Камень-1. Часть 4. Чистота — залог здоровья. Зачистка, баня и прочая гигиена
Шрифт:
Фарберович убрал переговорный амулет и приготовился вынырнуть из могилы сразу после взрыва гранаты, когда внимание харазцев от него отвлечётся на взрыв. Садиков распутывал узлы на веревке, обмотанной поверх розовой пелёнки. На кой чёрт он её вообще накрутил, верёвку эту?
— Разрежь, не мучайся, — посоветовал Фабий, и лишь потом подумал, что у гнутого нет ножа. И хорошо, что нет. Мало ли что? Ну, уж он-то точно ему свой не протянет. Подумал — и сменил магазин винтовки на новый. И, почти не думая, на автомате, опять добил сменённый магазин до полного, выгребая патроны из кармана маскировочной куртки. Там лежала предусмотрительно надорванная пачка. А затем, не глядя, убрал магазин в подсумок. Однако, патроны надо бы уже беречь…

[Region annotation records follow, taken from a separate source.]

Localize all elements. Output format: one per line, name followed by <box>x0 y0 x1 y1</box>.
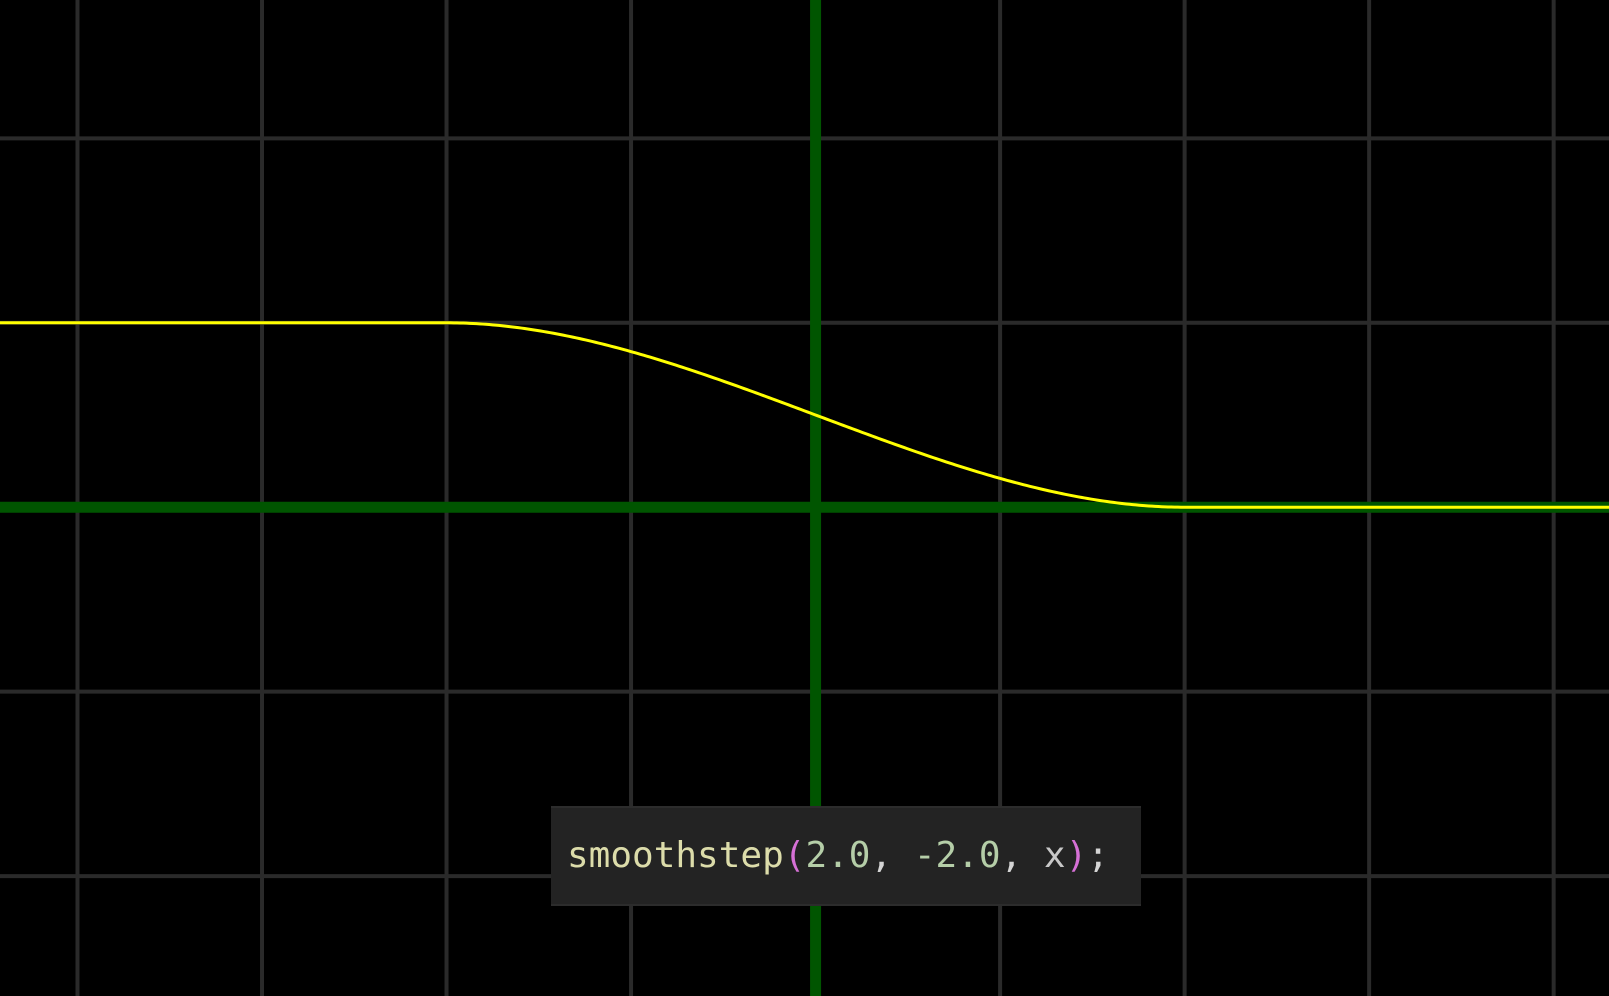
code-terminator: ; <box>1087 835 1109 876</box>
code-close-paren: ) <box>1065 835 1088 876</box>
curve-line-smoothstep <box>0 321 1609 509</box>
code-function-name: smoothstep <box>567 835 784 876</box>
code-arg-x: x <box>1043 835 1066 876</box>
curve-layer <box>0 321 1609 509</box>
code-separator: , <box>1000 835 1044 876</box>
code-arg-edge1: -2.0 <box>913 835 1001 876</box>
code-arg-edge0: 2.0 <box>805 835 871 876</box>
code-expression: smoothstep(2.0, -2.0, x); <box>567 826 1109 886</box>
code-tooltip: smoothstep(2.0, -2.0, x); <box>551 806 1141 906</box>
code-separator: , <box>870 835 914 876</box>
code-open-paren: ( <box>783 835 806 876</box>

— Верёвочка ещё пригодится, — рассудительно ответил могильщик, распутав очередной узел своими чудовищными заскорузлыми пальцами.
И в этот миг рвануло. Забыв о сутулом за спиной, Фабий чёртиком из коробочки вынырнул из окопчика. Дважды, держа в голове возможное нахождение Мамона, выстрелил в пузырь. Присел,
Вот и сейчас он как-то попутно выцепил взглядом (мельком, всё быстро и не фиксируясь) Юрца. Тот потёк-пополз в его, Фабия, сторону. Зачем, я не понял? Там только колода для колки дров, так себе позиция. А, кажется, догадался!
И тут его слух отметил, что Беловолов вдруг перестал стрелять. Местонахождение Валеры ему не было видно. Да и никому из них не было видно. Оно, конечно, все враги, вроде бы, в сарае. Но вот это мерзкое ощущение, что кто-то или что-то мелькает где-то сбоку, постоянно ускользая, оно сильно тревожило и бесило. Ну, а невозможность страховать и прикрывать Ларя на его позиции ничьими силами бесила его вообще с самого начала. Так что, если предположить, что какой-то супостат оказался вне сарая, это направление сейчас, вероятно, самое угрожаемое, и то, что там утихла стрельба, его напрягло ещё сильнее.
С другой стороны… Спирали и молнии, рвущиеся от ворот в небо, слегка замерцали и дрогнули, но пока ещё держались. Может, Валерик просто разнёс амулет, но для полного разрушения колдовства этого мало? И теперь он, например, движется на усиление Грачёва? Однако Фабий не расслабился, поскольку Валера не лох педальный, и сообщил бы и ему, и Мамону об этом радостном событии, но амулет-то молчал! Ко всему прочему, Мамон, которого ему тоже почти не было видно, судя по всему, перезаряжается, геройски отстрелявшись после своей бомбёжки. Так что, почти плюнув на сарай, и лишь искоса поглядывая на его ворота, Фабий не решился отвлечься на сеанс связи. До этой секунды Фабий «ёлкал». Перекидывался стволом то в одну сторону, то в другую, но пас при этом соседний сектор, контроля саму директриссу боковым зрением. Теперь же он заранее плотно вложился в винтовку, особенно «бдя» за углом между сараем и домом, и, повторим, не расслабился, а, наоборот, напряг булки, ожидая какого-то паскудства. И дождался.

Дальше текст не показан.